My actions, though often effective, were fueled almost entirely by a desire for vengeance. I wanted them caught and I wanted them punished for what they’d done to me. Concern for the other victims, and even for getting my money back, was secondary.

Simultaneous with these efforts, I learned the practice of metta.

Metta is intended to cultivate loving kindness through expressing it regularly. It is a meditation practice. I was taught by a Buddhist therapist to wish either for loving kindness or for something specific and positive for: 1) myself, 2) someone I loved, 3) someone I knew casually, 4) someone with whom I was having difficulty, and 5) all sentient beings. Wishing positive things for myself, my loved ones, people I knew only casually, and all sentient beings came to me easily, and doing so brought me a feeling of peace and well-being. The sticking point was wishing anything positive at all toward my former attorneys, the people with whom I was having the greatest difficulty. At one point I had briefly considered hiring a leg breaker to coerce them into paying me back. To go from that place to loving kindness was a stretch, but after persistent encouragement from the therapist, I was able to realize that at least I did not wish them an agonizing, premature death. Not much, but a small step toward the end of hatred.

Over time, as I repeated this practice, I was more easily able to feel sympathy for them as broken and incomplete men. By the time I read a statement at their sentencing, I was no longer consumed with hatred. Instead, I was interested only in seeing justice done. When I visited my trial attorney’s partner in prison some years later, I felt sorry for him. Once proud and on top of the world, he was now a broken man, reduced to repairing machinery to give himself a trade when he got out of prison. Two years later, when I visited my trial attorney, I was finally able to feel compassion for him, too. I felt it not because I believed his prison experience had made him any less dangerous or arrogant – despite an almost monk-like appearance, he seemed unchanged – but because I understood that he was an incomplete person, lacking empathy, insight, remorse, or conscience.

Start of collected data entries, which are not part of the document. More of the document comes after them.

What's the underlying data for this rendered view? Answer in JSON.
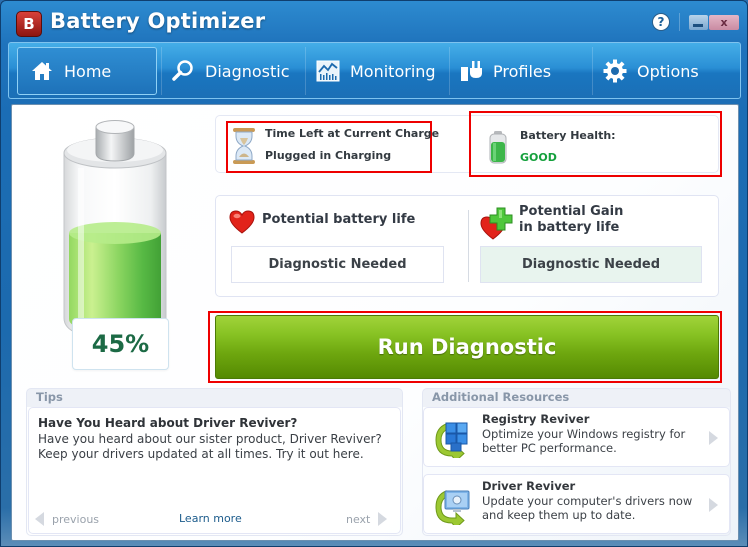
{
  "window": {
    "title": "Battery Optimizer",
    "logo_letter": "B",
    "help_label": "?",
    "close_label": "x"
  },
  "nav": {
    "items": [
      {
        "label": "Home",
        "icon": "home-icon",
        "active": true
      },
      {
        "label": "Diagnostic",
        "icon": "magnifier-icon",
        "active": false
      },
      {
        "label": "Monitoring",
        "icon": "chart-icon",
        "active": false
      },
      {
        "label": "Profiles",
        "icon": "plug-icon",
        "active": false
      },
      {
        "label": "Options",
        "icon": "gear-icon",
        "active": false
      }
    ]
  },
  "battery": {
    "charge_percent": 45,
    "charge_label": "45%"
  },
  "status": {
    "time_left_label": "Time Left at Current Charge",
    "time_left_value": "Plugged in Charging",
    "health_label": "Battery Health:",
    "health_value": "GOOD",
    "health_color": "#14a03c"
  },
  "potential": {
    "life_title": "Potential battery life",
    "life_value": "Diagnostic Needed",
    "gain_title_line1": "Potential Gain",
    "gain_title_line2": "in battery life",
    "gain_value": "Diagnostic Needed"
  },
  "run_button": {
    "label": "Run Diagnostic",
    "color": "#6ea70f"
  },
  "tips": {
    "header": "Tips",
    "title": "Have You Heard about Driver Reviver?",
    "body": "Have you heard about our sister product, Driver Reviver? Keep your drivers updated at all times. Try it out here.",
    "previous_label": "previous",
    "learn_more_label": "Learn more",
    "next_label": "next"
  },
  "resources": {
    "header": "Additional Resources",
    "items": [
      {
        "title": "Registry Reviver",
        "description": "Optimize your Windows registry for better PC performance."
      },
      {
        "title": "Driver Reviver",
        "description": "Update your computer's drivers now and keep them up to date."
      }
    ]
  }
}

Sitting across from him in the visitor’s area, I felt a pang of sadness that he was still a danger to others, could not see this in himself, and that this prison was the best place for him to be.

Compassion can be a source of great strength. As a therapist, it allows me, every day, to take on the problems, concerns, and difficult emotions of my clients, even when I myself am experiencing great pain, and help to heal their suffering. And, in trying circumstances, it allows me to take on my own problems, concerns, and difficult emotions with loving kindness toward myself, and heal my own suffering as well.

Compassion can be an antidote to hatred. It is not naive or weak. In the case of my attorneys, compassion for them caused no significant change in my actions. I still read at their sentencing, and I still recommended to their parole boards that they not be given early release from prison. From them, I learned that compassion toward dangerous people does not incline you toward a lesser punishment or less secure protection, but it does change the internal sense of injury. I let betrayal and hatred go. Compassion healed me from these wounds.